The role of a BMT in the treatment of NHL and the type of BMT recommended is dependent upon:
the age of the patient
the identification of a suitable donor
the disease grade
the disease's response to standard therapy
the presence of lymphoma cells in the blood or bone marrow
BMT in Indolent (Low-Grade) NHL
Low-grade NHL is associated with long survival with standard chemotherapy treatments. Therefore only patients whose disease has recurred or not responded completely to multi-drug chemotherapy are candidates for a blood and marrow transplant. Since low-grade NHL frequently involves the patient's own bone marrow and because a donor bone marrow may have anti-lymphoma properties in its own right, in Vancouver only related or unrelated donor BMT is considered for this disease.
The current Vancouver experience suggests that while the procedure is associated with significant risk, donor blood and marrow transplant may cure up to 50% of patients.

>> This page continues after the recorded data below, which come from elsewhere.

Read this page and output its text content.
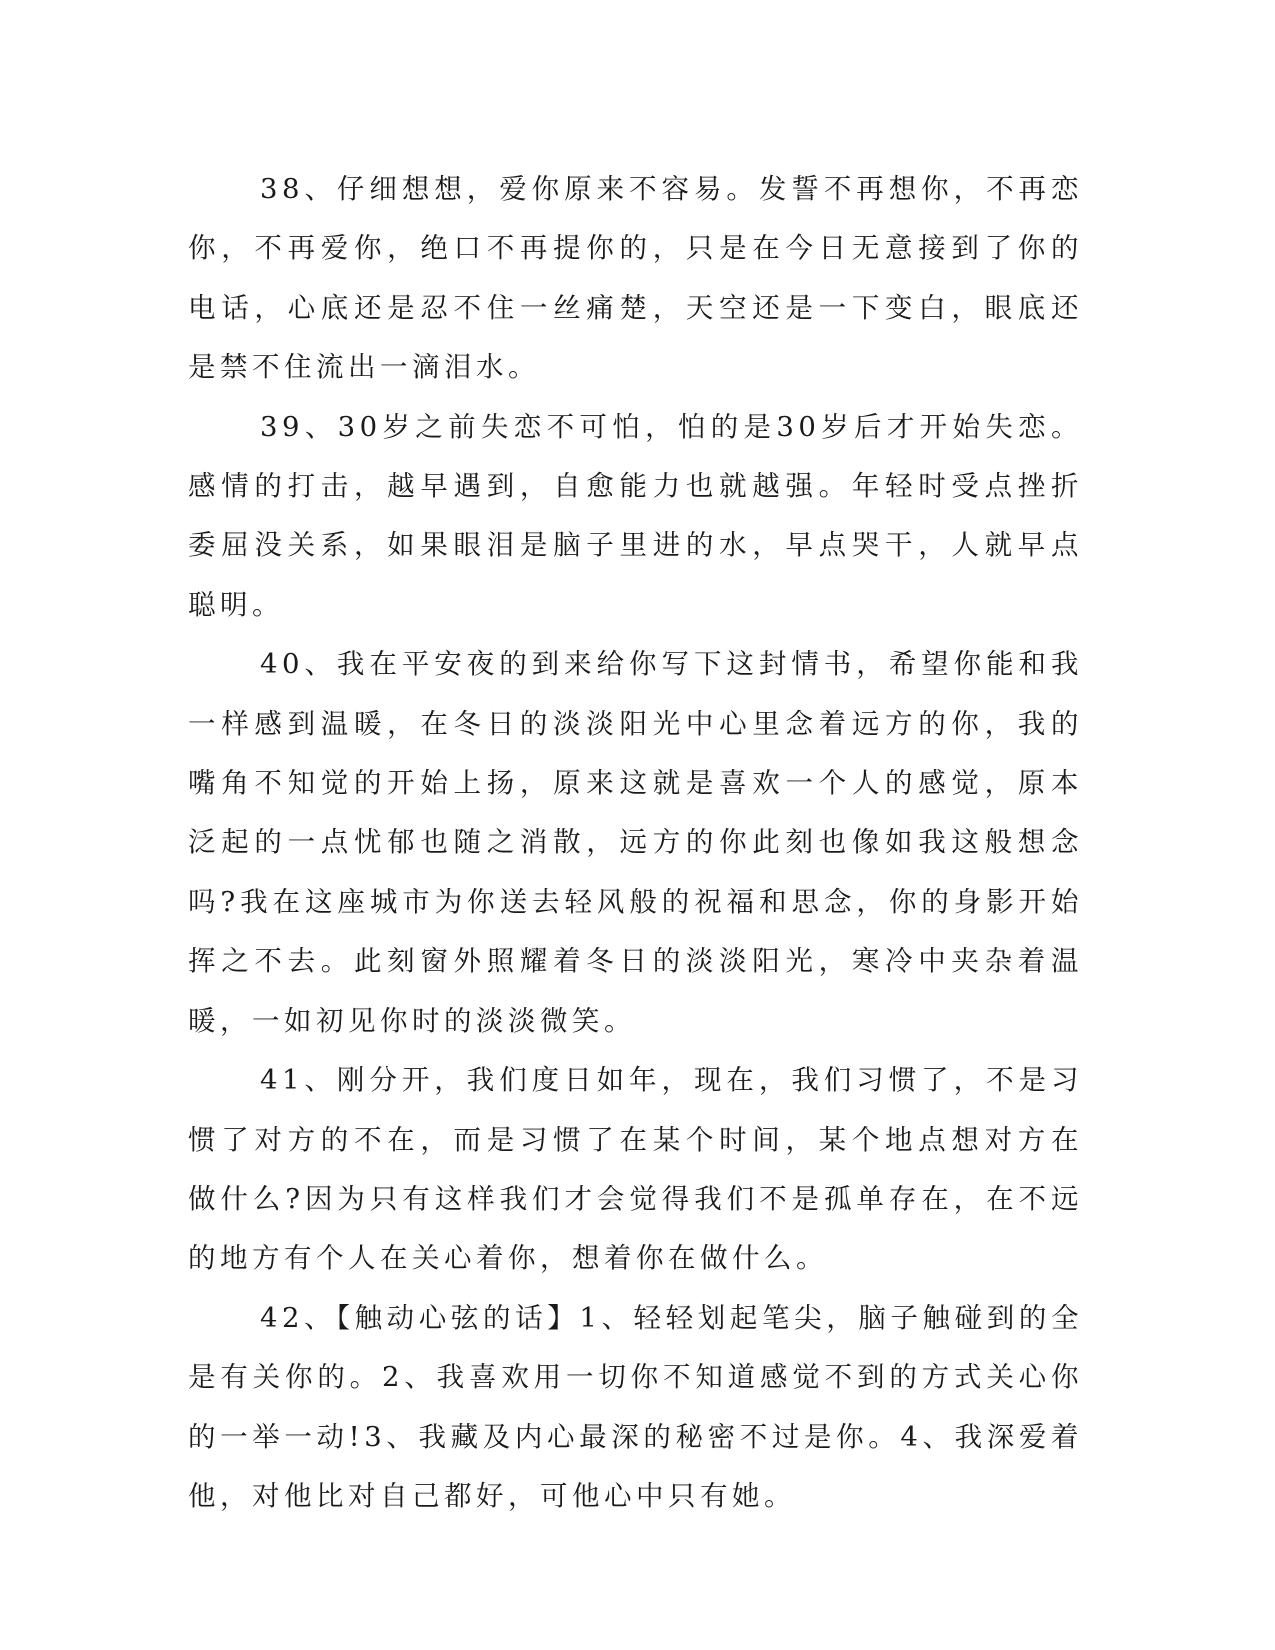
38、仔细想想，爱你原来不容易。发誓不再想你，不再恋你，不再爱你，绝口不再提你的，只是在今日无意接到了你的电话，心底还是忍不住一丝痛楚，天空还是一下变白，眼底还是禁不住流出一滴泪水。

39、30岁之前失恋不可怕，怕的是30岁后才开始失恋。感情的打击，越早遇到，自愈能力也就越强。年轻时受点挫折委屈没关系，如果眼泪是脑子里进的水，早点哭干，人就早点聪明。

40、我在平安夜的到来给你写下这封情书，希望你能和我一样感到温暖，在冬日的淡淡阳光中心里念着远方的你，我的嘴角不知觉的开始上扬，原来这就是喜欢一个人的感觉，原本泛起的一点忧郁也随之消散，远方的你此刻也像如我这般想念吗?我在这座城市为你送去轻风般的祝福和思念，你的身影开始挥之不去。此刻窗外照耀着冬日的淡淡阳光，寒冷中夹杂着温暖，一如初见你时的淡淡微笑。

41、刚分开，我们度日如年，现在，我们习惯了，不是习惯了对方的不在，而是习惯了在某个时间，某个地点想对方在做什么?因为只有这样我们才会觉得我们不是孤单存在，在不远的地方有个人在关心着你，想着你在做什么。

42、【触动心弦的话】1、轻轻划起笔尖，脑子触碰到的全是有关你的。2、我喜欢用一切你不知道感觉不到的方式关心你的一举一动!3、我藏及内心最深的秘密不过是你。4、我深爱着他，对他比对自己都好，可他心中只有她。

If the patient is considered to be at high risk for recurrence, a number of centres have used BMT, usually autologous rather than donor BMT, to treat patients with intermediate-grade NHL in first complete remission.
However, the vast majority of patients with intermediate-grade NHL receive high-dose therapy with a BMT only if the disease recurs after standard chemotherapy. This approach is based upon strong evidence supporting survival being superior with high-dose therapy in recurrent intermediate-grade NHL. In Vancouver, patients are given a dose of a standard salvage chemotherapy treatment at the time of recurrence to ensure that they still have "responsive" lymphoma. If no response is seen, patients DO NOT proceed to a BMT.
Most patients having a BMT for intermediate-grade NHL will have their own (autologous) stem cells used. However, younger, fit patients with a history of bone marrow involvement with NHL, or a poor response to standard chemotherapy, may be considered for a donor blood and marrow transplant. This assumes that a suitable donor has been identified.
In general, 30-40% of patients with recurrent intermediate-grade NHL can be cured with high-dose therapy and an autologous or a donor bone marrow transplant.
Patients with high-grade or mantle cell lymphomas are usually treated with standard chemotherapy initially then rapidly proceed to "consolidation" with high-dose therapy and BMT while in first remission.
If the bone marrow was involved with lymphoma at diagnosis, a donor BMT may be considered.
For Burkitt's, Burkitt's-like and lymphoblastic lymphomas, more than 50% of patients having a BMT in first remission have been cured.
Experience with mantle cell NHL is less extensive. It is thought that the BMT using autologous stem cells will increase survival but not lead to cures.